New York City employees are paid 17 percent less on average than people working in the private sector, according to a study released by the city's comptroller on Wednesday.

The city is the 11th largest employer in the United States, with more people on its payrolls than Hewlett-Packard, General Electric and Bank of America Corp, the report from Comptroller John Liu found.

The report noted the city's unique role as the capital of U.S. banking, with its high-paying jobs, and its effect on living costs. It said the top five banks paid their staffs a combined $119 billion for 2010, while Goldman Sachs Group Inc paid $431,000 on average.

"The financial sector and Wall Street are a very important part of our economic base, but the financial industry in New York City accounts for about 5 percent of employment," Liu told Reuters. "They also are part of the cost of living structure in the city.

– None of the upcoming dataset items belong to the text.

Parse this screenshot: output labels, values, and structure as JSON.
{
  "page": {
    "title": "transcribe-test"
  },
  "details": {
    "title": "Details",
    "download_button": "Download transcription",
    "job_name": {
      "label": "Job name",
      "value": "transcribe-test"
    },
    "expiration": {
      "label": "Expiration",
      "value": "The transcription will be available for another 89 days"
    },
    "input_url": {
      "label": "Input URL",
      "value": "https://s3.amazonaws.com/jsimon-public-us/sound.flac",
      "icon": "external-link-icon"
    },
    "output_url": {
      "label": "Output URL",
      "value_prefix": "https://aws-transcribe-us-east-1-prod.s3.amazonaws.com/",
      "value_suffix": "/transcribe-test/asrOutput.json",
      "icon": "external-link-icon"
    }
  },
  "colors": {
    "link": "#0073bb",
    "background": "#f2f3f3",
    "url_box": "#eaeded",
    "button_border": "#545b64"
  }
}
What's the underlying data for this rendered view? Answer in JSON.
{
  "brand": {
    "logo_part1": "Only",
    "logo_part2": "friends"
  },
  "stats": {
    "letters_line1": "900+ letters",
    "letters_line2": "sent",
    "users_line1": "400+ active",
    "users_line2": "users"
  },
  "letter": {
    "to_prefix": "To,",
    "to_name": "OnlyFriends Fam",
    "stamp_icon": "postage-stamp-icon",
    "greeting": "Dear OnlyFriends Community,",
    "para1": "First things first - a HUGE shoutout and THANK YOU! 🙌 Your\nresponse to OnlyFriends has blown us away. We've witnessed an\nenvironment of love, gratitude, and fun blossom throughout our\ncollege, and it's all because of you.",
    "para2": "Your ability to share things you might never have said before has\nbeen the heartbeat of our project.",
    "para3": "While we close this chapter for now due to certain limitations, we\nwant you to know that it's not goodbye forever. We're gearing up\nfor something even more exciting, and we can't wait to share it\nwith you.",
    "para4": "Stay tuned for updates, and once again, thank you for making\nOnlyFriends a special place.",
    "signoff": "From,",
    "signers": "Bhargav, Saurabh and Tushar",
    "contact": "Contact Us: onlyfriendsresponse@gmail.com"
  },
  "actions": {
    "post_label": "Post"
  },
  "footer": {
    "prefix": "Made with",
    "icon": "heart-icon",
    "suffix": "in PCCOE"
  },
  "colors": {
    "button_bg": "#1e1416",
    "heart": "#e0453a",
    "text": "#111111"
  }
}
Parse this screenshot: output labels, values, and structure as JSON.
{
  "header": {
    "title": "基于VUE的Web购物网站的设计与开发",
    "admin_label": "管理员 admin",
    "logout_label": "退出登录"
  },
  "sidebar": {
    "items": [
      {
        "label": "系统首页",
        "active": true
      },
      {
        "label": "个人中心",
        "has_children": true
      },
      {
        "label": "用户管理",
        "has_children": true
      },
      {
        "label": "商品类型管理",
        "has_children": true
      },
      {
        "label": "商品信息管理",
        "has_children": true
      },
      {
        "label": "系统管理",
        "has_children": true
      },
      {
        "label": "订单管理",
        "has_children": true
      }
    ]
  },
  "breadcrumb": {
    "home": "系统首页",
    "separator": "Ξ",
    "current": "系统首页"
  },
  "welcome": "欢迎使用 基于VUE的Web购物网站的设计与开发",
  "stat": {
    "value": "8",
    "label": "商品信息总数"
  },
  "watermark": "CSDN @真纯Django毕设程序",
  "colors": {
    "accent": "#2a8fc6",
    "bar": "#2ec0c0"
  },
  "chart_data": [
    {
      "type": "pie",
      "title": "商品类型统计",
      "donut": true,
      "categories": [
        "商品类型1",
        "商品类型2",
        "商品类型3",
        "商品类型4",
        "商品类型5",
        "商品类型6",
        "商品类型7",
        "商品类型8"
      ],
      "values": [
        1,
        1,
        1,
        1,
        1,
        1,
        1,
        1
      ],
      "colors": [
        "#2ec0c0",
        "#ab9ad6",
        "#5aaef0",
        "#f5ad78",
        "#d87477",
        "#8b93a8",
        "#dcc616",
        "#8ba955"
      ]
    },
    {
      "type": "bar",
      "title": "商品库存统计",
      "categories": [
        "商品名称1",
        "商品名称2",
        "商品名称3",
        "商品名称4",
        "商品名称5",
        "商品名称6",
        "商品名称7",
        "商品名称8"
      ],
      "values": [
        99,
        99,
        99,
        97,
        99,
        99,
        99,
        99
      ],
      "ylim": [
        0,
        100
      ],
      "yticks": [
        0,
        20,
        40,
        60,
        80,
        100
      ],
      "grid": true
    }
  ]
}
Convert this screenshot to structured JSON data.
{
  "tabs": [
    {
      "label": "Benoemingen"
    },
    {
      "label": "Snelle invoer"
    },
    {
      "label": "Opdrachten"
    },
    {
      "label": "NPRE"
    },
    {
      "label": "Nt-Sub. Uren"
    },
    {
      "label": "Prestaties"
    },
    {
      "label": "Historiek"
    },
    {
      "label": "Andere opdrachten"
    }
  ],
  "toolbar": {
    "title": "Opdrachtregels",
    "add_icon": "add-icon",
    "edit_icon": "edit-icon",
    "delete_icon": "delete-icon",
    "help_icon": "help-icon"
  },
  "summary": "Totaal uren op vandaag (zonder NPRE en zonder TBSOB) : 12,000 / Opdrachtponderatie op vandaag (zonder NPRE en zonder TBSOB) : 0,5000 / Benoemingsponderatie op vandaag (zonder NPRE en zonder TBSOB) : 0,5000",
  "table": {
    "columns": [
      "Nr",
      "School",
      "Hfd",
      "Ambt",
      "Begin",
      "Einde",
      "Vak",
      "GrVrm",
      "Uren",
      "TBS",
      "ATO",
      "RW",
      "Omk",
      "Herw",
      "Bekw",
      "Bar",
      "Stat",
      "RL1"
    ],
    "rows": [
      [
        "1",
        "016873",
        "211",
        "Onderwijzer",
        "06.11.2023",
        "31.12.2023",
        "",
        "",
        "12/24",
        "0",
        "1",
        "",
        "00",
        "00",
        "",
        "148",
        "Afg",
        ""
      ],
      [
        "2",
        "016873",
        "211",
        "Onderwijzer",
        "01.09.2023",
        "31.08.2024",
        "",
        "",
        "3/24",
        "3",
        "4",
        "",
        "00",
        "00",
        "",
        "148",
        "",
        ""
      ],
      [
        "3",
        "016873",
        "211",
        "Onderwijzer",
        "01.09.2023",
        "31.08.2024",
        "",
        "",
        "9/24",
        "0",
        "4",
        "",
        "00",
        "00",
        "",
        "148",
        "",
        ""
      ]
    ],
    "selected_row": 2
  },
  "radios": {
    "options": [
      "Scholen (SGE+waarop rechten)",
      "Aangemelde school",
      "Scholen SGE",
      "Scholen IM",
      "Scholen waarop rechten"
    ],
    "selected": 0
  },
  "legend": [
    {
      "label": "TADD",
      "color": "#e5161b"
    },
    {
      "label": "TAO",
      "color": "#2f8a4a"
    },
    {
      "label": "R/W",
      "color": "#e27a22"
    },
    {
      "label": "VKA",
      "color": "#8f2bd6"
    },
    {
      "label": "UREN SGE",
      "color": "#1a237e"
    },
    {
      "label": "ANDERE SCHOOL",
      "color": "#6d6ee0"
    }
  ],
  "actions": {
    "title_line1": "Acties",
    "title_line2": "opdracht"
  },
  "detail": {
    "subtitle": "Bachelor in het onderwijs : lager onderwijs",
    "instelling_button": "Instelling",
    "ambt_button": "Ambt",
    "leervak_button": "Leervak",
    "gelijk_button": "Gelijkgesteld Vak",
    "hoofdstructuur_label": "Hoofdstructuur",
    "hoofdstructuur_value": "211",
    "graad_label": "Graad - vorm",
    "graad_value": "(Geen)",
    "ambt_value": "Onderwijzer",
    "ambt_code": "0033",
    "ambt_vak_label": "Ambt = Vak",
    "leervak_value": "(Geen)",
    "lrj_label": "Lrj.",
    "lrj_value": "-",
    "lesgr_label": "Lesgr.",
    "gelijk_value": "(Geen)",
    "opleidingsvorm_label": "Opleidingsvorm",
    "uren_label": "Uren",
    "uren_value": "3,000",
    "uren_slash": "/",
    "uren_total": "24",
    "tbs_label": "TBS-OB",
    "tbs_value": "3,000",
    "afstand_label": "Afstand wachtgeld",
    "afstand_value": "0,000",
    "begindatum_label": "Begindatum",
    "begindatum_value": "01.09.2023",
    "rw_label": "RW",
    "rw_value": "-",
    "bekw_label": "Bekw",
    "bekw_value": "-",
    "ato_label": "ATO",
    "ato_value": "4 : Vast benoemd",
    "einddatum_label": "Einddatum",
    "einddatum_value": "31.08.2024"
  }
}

The cost of living structure in New York City, as it would be in other places, is tied in with how much people make."

The report said city accountants and auditors make slightly more than $50,000 a year, half of what their private-sector peers bring home.

While there are few jobs in the private sector that compare to the roles of police officers or firefighters, the report said the city's emergency responders earn roughly the same as male college graduates in the private sector.

Another study released on Wednesday focused on federal government workers' pay.

The conservative American Enterprise Institute and the Heritage Foundation think tanks said government workers' salaries are about 14 percent higher than those of similar private sector employees.

"The seemingly excessive compensation of public sector employees was a major political issue during the 2010 election campaign," the groups said, adding that "the new Congress is now considering reforming the federal pay system."